Significance of correlation.
Correlation coefficient Number of dataset p-Value Confidence interval (95%)
Indoor and outdoor BTEX 0.91 20 2.23e-8 0.79~0.96
Indoor and outdoor carbonyls 0.34 19 0.150 -0.13~0.69
Indoor BTEX and indoor carbonyls 0.78 19 0.001 0.51~0.91
Indoor BTEX and indoor NO 0.67 14 0.0092 0.21~0.88
Indoor BTEX and indoor CO2 0.59 19 0.0081 0.18~0.82
Indoor carbonyls and indoor NO 0.50 14 0.071 -0.05~0.81
Indoor carbonyls and indoor CO2 0.61 18 0.0075 0.20~0.84
Indoor BTEX and renovation -0.20 16 0.46 -0.63~0.33
Outdoor BTEX and renovation -0.26 16 0.34 -0.67~0.27
I/O ratio of BTEX and renovation 0.21 16 0.44 -0.32~0.64
Indoor carbonyls and renovation 0.00 15 0.99 -0.51~0.51
Outdoor carbonyls and renovation -0.52 15 0.045 -0.82~-0.02
I/O ratio of carbonyls and renovation 0.64 15 0.010 0.19~0.87
Indoor toluene and indoor benzene 0.49 20 0.030 0.06~0.76
outdoor toluene and outdoor benzene 0.39 20 0.089 -0.06~0.71
Indoor formaldehyde and indoor acetaldehyde 0.52 19 0.022 0.09~0.79
outdoor formaldehyde and outdoor acetaldehyde 0.92 19 0.0000 0.80~0.97

In all homes sampled for carbonyl concentrations, all I/O ratios were higher than 1.The average I/O ratio for all 19 homes was 3.26, which was higher than that for the BTEX samples. The highest I/O ratio, 7.68, was observed at home 20, probably due to renovations and the purchase of new furniture and consumer products within the last two years. The correlation coefficient between indoor and outdoor carbonyls was 0.34, which was smaller than that for BTEX (see Table S3 for the significance of the correlation).

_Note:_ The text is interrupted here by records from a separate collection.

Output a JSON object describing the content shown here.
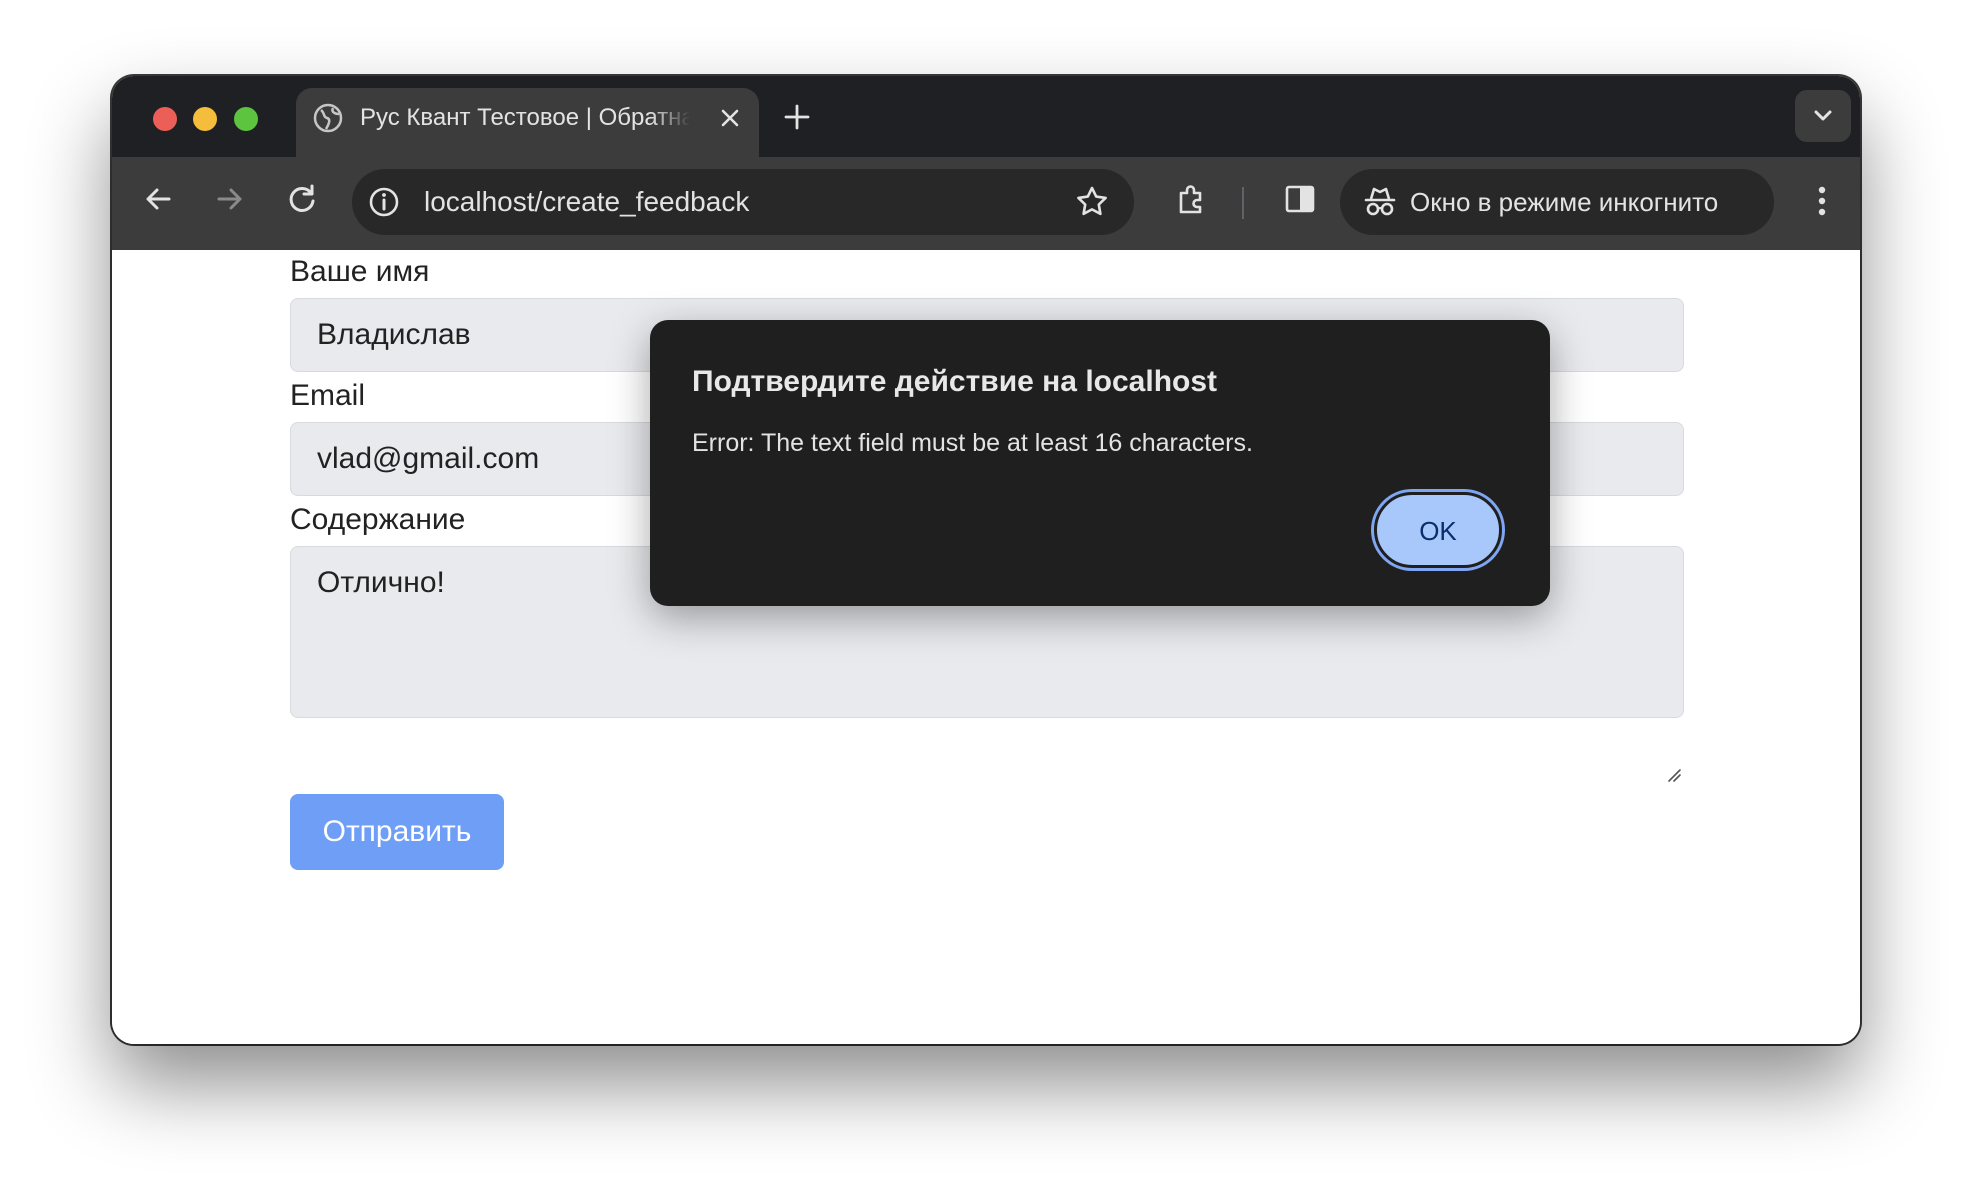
{
  "browser": {
    "tab_title": "Рус Квант Тестовое | Обратная связь",
    "url": "localhost/create_feedback",
    "incognito_label": "Окно в режиме инкогнито"
  },
  "form": {
    "name_label": "Ваше имя",
    "name_value": "Владислав",
    "email_label": "Email",
    "email_value": "vlad@gmail.com",
    "content_label": "Содержание",
    "content_value": "Отлично!",
    "submit_label": "Отправить"
  },
  "dialog": {
    "title": "Подтвердите действие на localhost",
    "message": "Error: The text field must be at least 16 characters.",
    "ok_label": "OK"
  },
  "colors": {
    "titlebar": "#1f2023",
    "toolbar": "#3c3c3c",
    "dialog_bg": "#1f1f1f",
    "ok_button": "#a8c7fa",
    "submit_button": "#6f9ef6",
    "input_bg": "#e9eaee"
  }
}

In general, an I/O ratio greater than 1 indicates the existence of indoor sources of compounds. On the other hand, a correlation coefficient close to 1 indicates that indoor pollutants are mainly infiltrating from outdoors, while a correlation coefficient close to 0 implies primarily indoor sources of contaminants. In this study, an I/O ratio of 1.44 and a high correlation coefficient of 0.91 for BTEX indicate that both indoor sources and infiltration of outdoor air have affected indoor pollutant levels. However, for carbonyls, a high I/O ratio of 3.26 and low correlation coefficient of 0.34 indicate that indoor sources were the primary contributor to indoor levels. Possible indoor pollutant sources of BTEX and carbonyls include interior materials, new furniture and consumer products, cooking style, type of stove, cigarette smoking, frequency of dry cleaning, and printer usage, whereas possible outdoor sources of BTEX include traffic emissions.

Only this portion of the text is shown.